Esses incentivos vão desde a educação, que vai mudar a mentalidade das pessoas desde cedo, até os econômicos, como a precificação do carbono que parte do Estado, mas vai mudar profundamente as práticas das empresas – os que são carbono-intensivos terão de mudar sua produção para continuarem competitivos. É um círculo. Na hora em que tiver consumidor e eleitor consciente, as pessoas passam a pressionar as empresas, os governos. Também tem a pressão das próprias empresas: uma empresa que já atravessou o funil da sustentabilidade vai olhar para trás, vai olhar para os seus competidores, e vai perceber que estará em desvantagem caso aquelas práticas mais rigorosas não se tornem obrigatórias para os seus pares. Essa empresa vai pressionar os governos a transformar essa regulação em uma regulação comum. Portanto eu acredito em apertar todos esses botões ao mesmo tempo. É o único jeito de cumprirmos essa tarefa no tempo necessário. Não dá para ficar esperando só a ONU.
É preciso um grande pacto, não?
Sim, mas um grande pacto descentralizado por meio de redes, de coalizões, de pressões indiretas. A empresa que passou pelo funil quer que seus competidores adotem práticas sustentáveis, que seus fornecedores façam o mesmo, então tem pressão de todos os lados. Com as organizações não governamentais fazendo boicotes, governos fazendo compras sustentáveis… tudo isso tem de se juntar. Tudo isso se retroalimenta. E sem inovação nada disso vai avançar, então qual o papel dos governos e das empresas em promovê-la? A inovação será difundida ou represada?
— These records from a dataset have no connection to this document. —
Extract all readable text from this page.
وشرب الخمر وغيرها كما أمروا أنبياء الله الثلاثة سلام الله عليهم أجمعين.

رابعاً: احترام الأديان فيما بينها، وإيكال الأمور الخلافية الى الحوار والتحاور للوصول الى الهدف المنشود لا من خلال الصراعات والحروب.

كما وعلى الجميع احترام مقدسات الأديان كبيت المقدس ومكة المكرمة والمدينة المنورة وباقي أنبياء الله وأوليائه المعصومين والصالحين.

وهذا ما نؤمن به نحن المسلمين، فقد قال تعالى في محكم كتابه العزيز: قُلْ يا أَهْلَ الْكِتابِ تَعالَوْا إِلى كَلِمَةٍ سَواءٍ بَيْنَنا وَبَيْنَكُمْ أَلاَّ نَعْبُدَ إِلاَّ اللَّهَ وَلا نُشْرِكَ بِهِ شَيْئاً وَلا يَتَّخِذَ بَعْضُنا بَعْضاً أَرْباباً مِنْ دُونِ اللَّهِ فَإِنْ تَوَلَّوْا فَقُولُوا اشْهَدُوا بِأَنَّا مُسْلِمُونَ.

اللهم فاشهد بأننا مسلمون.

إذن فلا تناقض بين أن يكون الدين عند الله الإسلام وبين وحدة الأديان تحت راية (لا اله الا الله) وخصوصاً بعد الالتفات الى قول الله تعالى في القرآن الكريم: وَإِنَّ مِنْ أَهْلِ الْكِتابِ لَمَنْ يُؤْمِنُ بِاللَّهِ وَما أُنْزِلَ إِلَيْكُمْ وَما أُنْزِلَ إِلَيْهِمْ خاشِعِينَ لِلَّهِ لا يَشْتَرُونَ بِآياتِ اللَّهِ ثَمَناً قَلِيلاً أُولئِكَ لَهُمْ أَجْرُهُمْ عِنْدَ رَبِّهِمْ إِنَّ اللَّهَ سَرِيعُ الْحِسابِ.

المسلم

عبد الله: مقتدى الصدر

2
São essas questões que precisam ser respondidas. Mas, do jeito que a gente age hoje, continua olhando o mundo como se fosse regulado e gerido pelos Estados.
Como o Direito entra nisso?
O Direito é uma ferramenta de transformação da sociedade.
Para ajudar a apertar esses botões todos?
Sim. Esses incentivos são fiscais, econômicos, uma vez que comando-e-controle sozinho não resolve. O problema que levou e levará a novas crises financeiras como a da subprime é um problema de incentivos perversos. As sociedades funcionam de forma a colher lucros imediatos sem pensar no longo prazo. A prova é que muitas empresas distribuíram bônus fenomenais e logo depois quebraram. A mentalidade da satisfação imediata, do lucro imediato, é a mesma que nos leva à crise ambiental, consumindo recursos de forma desmedida e sofrendo as consequências depois. Só que exageramos tanto na dose, que somos nós mesmos que estamos sofrendo as consequências, não estamos falando mais das próximas gerações.
Então, trata-se de incentivos, e os incentivos são dados pelo Direito. Se uma empresa precisa de uma governança corporativa melhor, será por meio do estatuto dela, pelas regras internas, sobre como os bônus são atribuídos etc.
O Direito é largamente entendido, então, como as regras de um jogo.
Sim, o Direito e as instituições.
E no que se refere ao Direito Internacional da Sustentabilidade?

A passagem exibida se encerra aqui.